I think the most dangerous course I measured was a 10 miler in Worcester, MA in heavy traffic without a police escort. The race director did follow me in his car with flashers on, but it was quite a harrowing experience with more than a few close calls, and getting called every name in the book!! I definitely used up 1or 2 of my ‘cat lives’ on that measurement, and looking back on it, I probably should not have done it.

I measured the Boston Run to Remember Half Marathon in South Boston a half dozen years or so ago, and then found out the day before the race that the course had to be changed, as part of it went through private property and the owner said NO to using his land !!! So I was called upon to adjust and re-measure the course with the race a day away. Driving up to Boston on that Saturday in early March, it was snowing hard in blizzard-like conditions. I was wondering how I would be able to do the measurement in this horrible weather, and thought how bizarre it was. Fortunately the snow shifted over to slush, and rain, and the temperature did not drop below freezing, so I was able to ride my bike and get it done, but now without incident. On Day Blvd. I biked through a large puddle, as that was the ‘shortest line’ to take, and for accuracy sake did not want to go around it.

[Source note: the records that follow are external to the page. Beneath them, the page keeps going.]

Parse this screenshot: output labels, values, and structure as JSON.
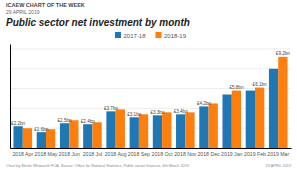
{
  "chart_data": {
    "type": "bar",
    "title": "Public sector net investment by month",
    "annotations": [
      "ICAEW CHART OF THE WEEK",
      "29 APRIL 2019",
      "Chart by Martin Whitworth FCA.   Source: Office for National Statistics, Public sector finances, 6th March 2019",
      "29 APRIL 2019"
    ],
    "categories": [
      "2018 Apr",
      "2018 May",
      "2018 Jun",
      "2018 Jul",
      "2018 Aug",
      "2018 Sep",
      "2018 Oct",
      "2018 Nov",
      "2018 Dec",
      "2019 Jan",
      "2019 Feb",
      "2019 Mar"
    ],
    "series": [
      {
        "name": "2017-18",
        "values": [
          2.2,
          1.6,
          2.5,
          2.4,
          3.7,
          3.1,
          3.3,
          3.4,
          4.2,
          5.4,
          5.8,
          8.0
        ],
        "value_labels": [
          "£2.2bn",
          "£1.6bn",
          "£2.5bn",
          "£2.4bn",
          "£3.7bn",
          "£3.1bn",
          "£3.3bn",
          "£3.4bn",
          "£4.2bn",
          null,
          null,
          null
        ]
      },
      {
        "name": "2018-19",
        "values": [
          2.0,
          1.9,
          2.8,
          2.6,
          3.9,
          3.4,
          3.6,
          3.6,
          4.5,
          5.8,
          6.1,
          9.2
        ],
        "value_labels": [
          null,
          null,
          null,
          null,
          null,
          null,
          null,
          null,
          null,
          "£5.8bn",
          "£6.1bn",
          "£9.2bn"
        ]
      }
    ],
    "ylim": [
      0,
      10.5
    ],
    "yticks": [
      0,
      2,
      4,
      6,
      8,
      10
    ],
    "grid": true,
    "legend": "top",
    "data_labels": true,
    "tick_labels": "x"
  }
}
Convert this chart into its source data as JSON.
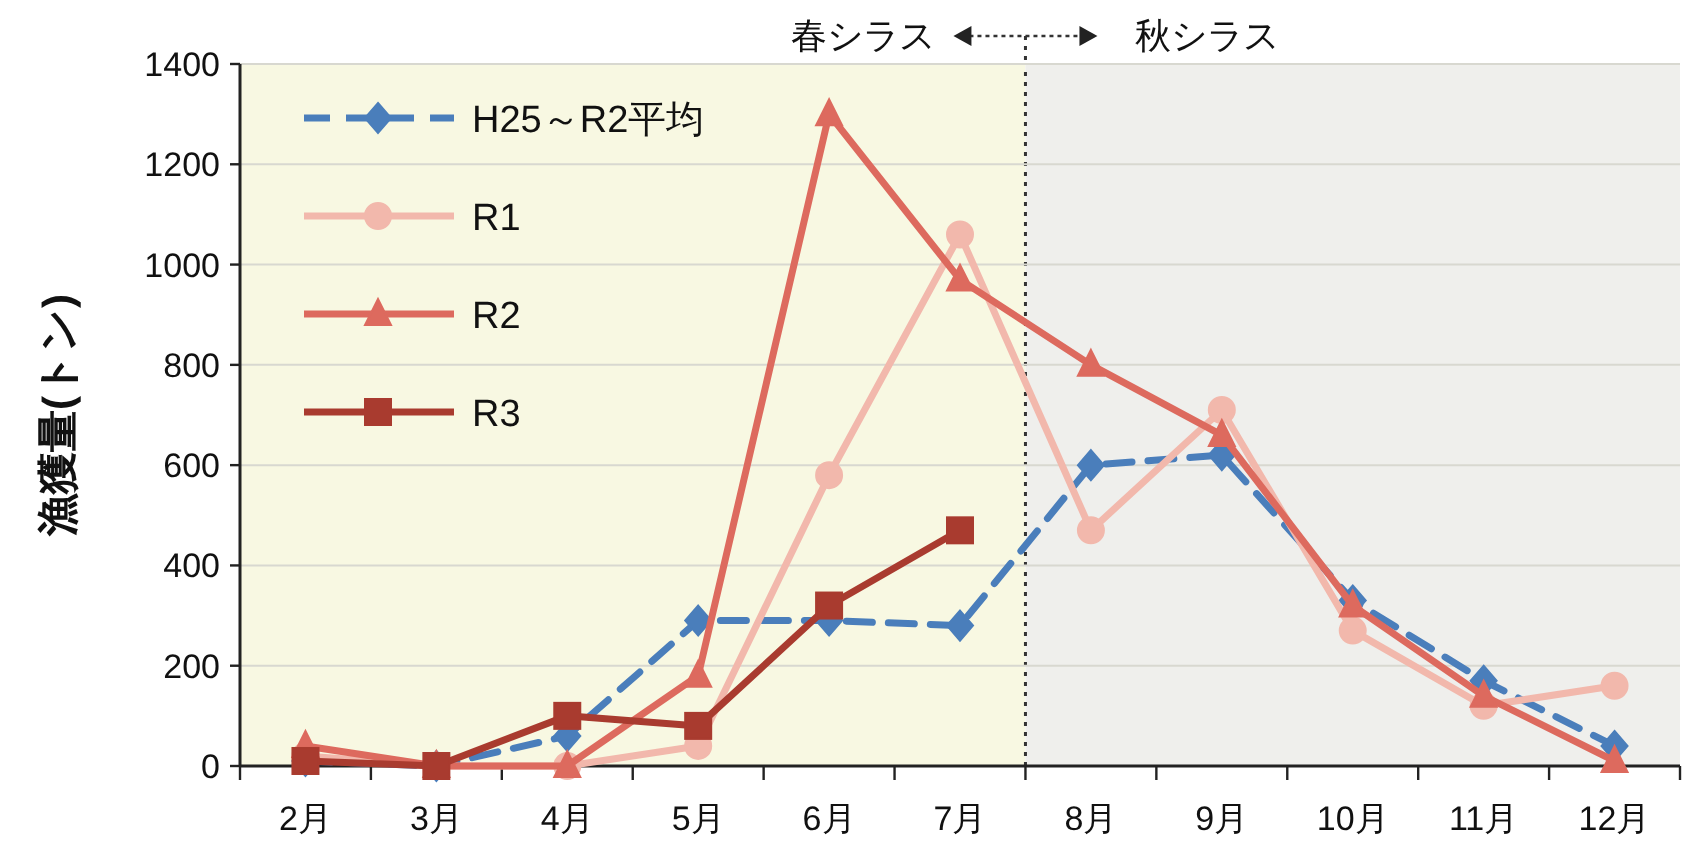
{
  "chart_data": {
    "type": "line",
    "ylabel": "漁獲量(トン)",
    "categories": [
      "2月",
      "3月",
      "4月",
      "5月",
      "6月",
      "7月",
      "8月",
      "9月",
      "10月",
      "11月",
      "12月"
    ],
    "ylim": [
      0,
      1400
    ],
    "yticks": [
      0,
      200,
      400,
      600,
      800,
      1000,
      1200,
      1400
    ],
    "grid": "y",
    "legend": "top left",
    "series": [
      {
        "name": "H25～R2平均",
        "color": "#4a7ebb",
        "marker": "diamond",
        "line_style": "dashed",
        "values": [
          10,
          0,
          60,
          290,
          290,
          280,
          600,
          620,
          330,
          170,
          40
        ]
      },
      {
        "name": "R1",
        "color": "#f2b8ac",
        "marker": "circle",
        "line_style": "solid",
        "values": [
          20,
          0,
          0,
          40,
          580,
          1060,
          470,
          710,
          270,
          120,
          160
        ]
      },
      {
        "name": "R2",
        "color": "#dd6a5e",
        "marker": "triangle",
        "line_style": "solid",
        "values": [
          40,
          0,
          0,
          180,
          1300,
          970,
          800,
          660,
          320,
          140,
          10
        ]
      },
      {
        "name": "R3",
        "color": "#a93b2f",
        "marker": "square",
        "line_style": "solid",
        "values": [
          10,
          0,
          100,
          80,
          320,
          470,
          null,
          null,
          null,
          null,
          null
        ]
      }
    ],
    "bands": [
      {
        "axis": "x",
        "from": "2月",
        "to": "7月",
        "label": "春シラス",
        "color": "#f8f8e2"
      },
      {
        "axis": "x",
        "from": "8月",
        "to": "12月",
        "label": "秋シラス",
        "color": "#efefec"
      }
    ]
  }
}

Unbeknownst to me, I hit a pot hole, and lost control of the bike and went head over heels into the puddle. I was wearing several layers of clothes and a gortex outer layer, so I did not get chilled to the bone. I shook it off and went back the previous mile mark and continued on the remaining few miles to the finish. After a hot shower and dry clothes I was fine, and the course was done!!

Don’t get the wrong idea, most course measurements during peaceable weather, and minimal or no traffic , are not catastrophic, and are quite enjoyable. I get to go to places I would not ordinarily go to, and some are like mini-vacations in a sense. The best one was the Mt. Desert Marathon in Maine, starting at Bar Harbor and going by Arcadia National Park. It is by far the most scenic course I have ever measured. I was awestruck by the majesty of this course.

In 2007 I helped design, measure and certify the Women’s Olympic Trials course in Boston. After a short opening loop, the course repeated an exact 6 mile loop four times. I designed it so that the mile marks on the 6-mile loops overlapped at the same points, making for easier splits and course management. That was a difficult assignment and one in which I take considerable pride.
I recently measured the B.A.A. Half Marathon in Boston, a major race that just last week (mid-july) sold out in just two hours !!!!!!!!!!!!

I take pride in the maps I produce, doing my best to make sure they are clear, neat, and accurately depict the course. I look back on some of the maps I made 25 years ago and note the poor quality, as with most jobs, it takes time to develop one’s skills and get better and better at what one does. That is what I strive find ways to improve, there is always room for that.

Course maps for all states at all distances by different measurers and certifiers can be accessed from the website.